I rewarded myself with a trip to Rome. I thought it was a perfect time to indulge the
La Dolce Vita
fantasy I had harbored since my senior year of high school. I wanted to ride through the city on scooters, smoke cigarettes at cafés, and pretend I was Anita Ekberg. I flew there and lasted exactly twenty-four hours.

As a young, blond American girl on her own, I was pestered nonstop. I wouldn’t have minded getting complimented, hit on, or even pinched one or two times. But twenty-five times before lunch was too much. I realized this plan of mine was a disaster and flew to London, where I was scheduled to meet up with the girls anyway and start recording the next Go-Go’s album,
Talk Show
.

Earlier, we had decided to make the record in London. It was an opportunity for all of us to leave our demons at home and work as a band. On the previous album, we had seen that working in even the
most remote and inconvenient outpost in Malibu wasn’t far enough away to remove us from trouble. Miles and the record company knew the band was struggling under the weight of our individual issues, a nice way of saying we were barely holding it together. On paper, London was a good plan.

In reality, it was a nightmare.

Martin Rushent, who had worked with Spandau Ballet, the Human League, and ex-Buzzcock Pete Shelley, was hired to produce and bring in fresh, new influences. He was a lovely, low-key Englishman whose success had brought him a measure of wealth, stature, and a particular way of working. Then he ran into the Go-Go’s; we were like a storm hitting his verdant Tudor studio in Berkshire. We recorded from November through January 1984. But Martin preferred to work on tracks methodically with each girl individually, which allowed those of us not involved to take off for London or Los Angeles, or just to take off.

I made what was supposed to be a quick trip back to L.A. to deal with the last details of my breakup with Mike and see friends. I wasn’t in good shape upon arrival and it only got worse when I found Mike had taken the washer and dryer when he moved out of my condo. I argued with him until he agreed to return my appliances and then I spent several days getting high by myself in the dark in my bleak, sparsely furnished apartment.
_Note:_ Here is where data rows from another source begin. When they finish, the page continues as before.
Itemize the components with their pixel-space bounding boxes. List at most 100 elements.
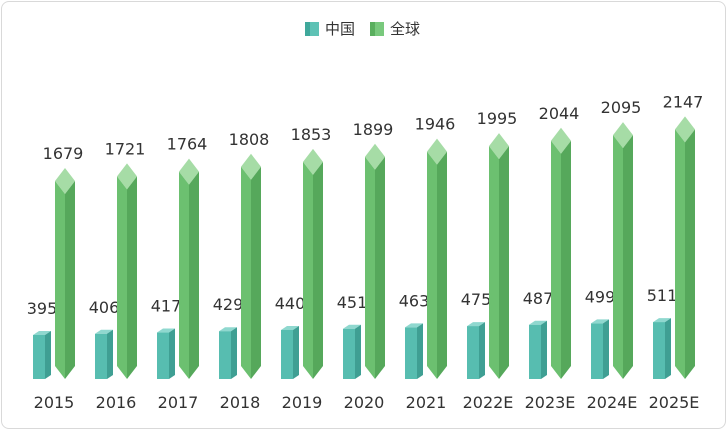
bar-global-2023E[interactable]	[551, 127, 571, 379]
data-label-global: 1946	[415, 115, 456, 134]
data-label-global: 2147	[663, 92, 704, 111]
data-label-china: 463	[399, 291, 430, 310]
bar-global-right-face	[313, 161, 323, 379]
chart-marks: 395 1679 406 1721 417 1764 429 1808 440 1853 451 18…	[27, 92, 704, 379]
bar-global-left-face	[675, 129, 685, 379]
legend-swatch-china-side	[305, 22, 310, 36]
bar-china-front	[529, 324, 541, 379]
bar-global-left-face	[365, 156, 375, 379]
bar-china-side	[665, 318, 671, 379]
x-tick-label: 2015	[34, 393, 75, 412]
bar-global-2020[interactable]	[365, 143, 385, 379]
bar-china-front	[33, 335, 45, 379]
data-label-china: 451	[337, 293, 368, 312]
bar-global-left-face	[303, 161, 313, 379]
x-tick-label: 2021	[406, 393, 447, 412]
x-tick-label: 2022E	[463, 393, 514, 412]
bar-global-left-face	[489, 146, 499, 379]
bar-global-left-face	[179, 171, 189, 379]
bar-china-2020[interactable]	[343, 324, 361, 379]
data-label-global: 1764	[167, 135, 208, 154]
bar-china-side	[603, 319, 609, 379]
x-tick-label: 2017	[158, 393, 199, 412]
bar-global-left-face	[117, 176, 127, 379]
legend-label-global: 全球	[390, 20, 420, 38]
bar-global-2015[interactable]	[55, 168, 75, 379]
bar-china-2025E[interactable]	[653, 318, 671, 379]
bar-china-2024E[interactable]	[591, 319, 609, 379]
legend-label-china: 中国	[325, 20, 355, 38]
bar-global-right-face	[251, 166, 261, 379]
bar-china-2018[interactable]	[219, 327, 237, 379]
data-label-global: 2095	[601, 98, 642, 117]
bar-global-left-face	[613, 135, 623, 379]
bar-global-2019[interactable]	[303, 148, 323, 379]
bar-china-front	[281, 329, 293, 379]
bar-china-side	[355, 324, 361, 379]
x-tick-label: 2020	[344, 393, 385, 412]
bar-global-2024E[interactable]	[613, 122, 633, 379]
bar-china-front	[157, 332, 169, 379]
bar-china-2021[interactable]	[405, 323, 423, 379]
legend-item-global[interactable]: 全球	[370, 20, 420, 38]
bar-china-front	[95, 333, 107, 379]
bar-global-2016[interactable]	[117, 163, 137, 379]
x-tick-label: 2016	[96, 393, 137, 412]
x-tick-label: 2024E	[587, 393, 638, 412]
bar-global-2022E[interactable]	[489, 133, 509, 379]
legend-swatch-global	[375, 22, 384, 36]
bar-global-2018[interactable]	[241, 153, 261, 379]
bar-global-right-face	[375, 156, 385, 379]
x-tick-label: 2023E	[525, 393, 576, 412]
bar-china-side	[479, 322, 485, 379]
data-label-china: 511	[647, 286, 678, 305]
bar-china-side	[231, 327, 237, 379]
bar-global-2017[interactable]	[179, 158, 199, 379]
bar-china-2015[interactable]	[33, 331, 51, 379]
bar-global-right-face	[623, 135, 633, 379]
legend-item-china[interactable]: 中国	[305, 20, 355, 38]
bar-global-left-face	[551, 140, 561, 379]
bar-china-front	[591, 323, 603, 379]
bar-global-right-face	[499, 146, 509, 379]
bar-global-2021[interactable]	[427, 138, 447, 379]
x-tick-label: 2025E	[649, 393, 700, 412]
bar-global-right-face	[685, 129, 695, 379]
legend: 中国 全球	[305, 20, 420, 38]
bar-global-right-face	[127, 176, 137, 379]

When it was time for me to return to London, I had the kind of trouble you’d expect from someone in my state. I missed two flights in a row. I got to the airport okay, but I was too high to navigate the terminal and get on the plane. I caught a cab home after both false starts. On the third try, I had a big wad of coke with me and I went into the bathroom to do a line and figure out how to deal with everything. Realizing I couldn’t deal, I decided to go home.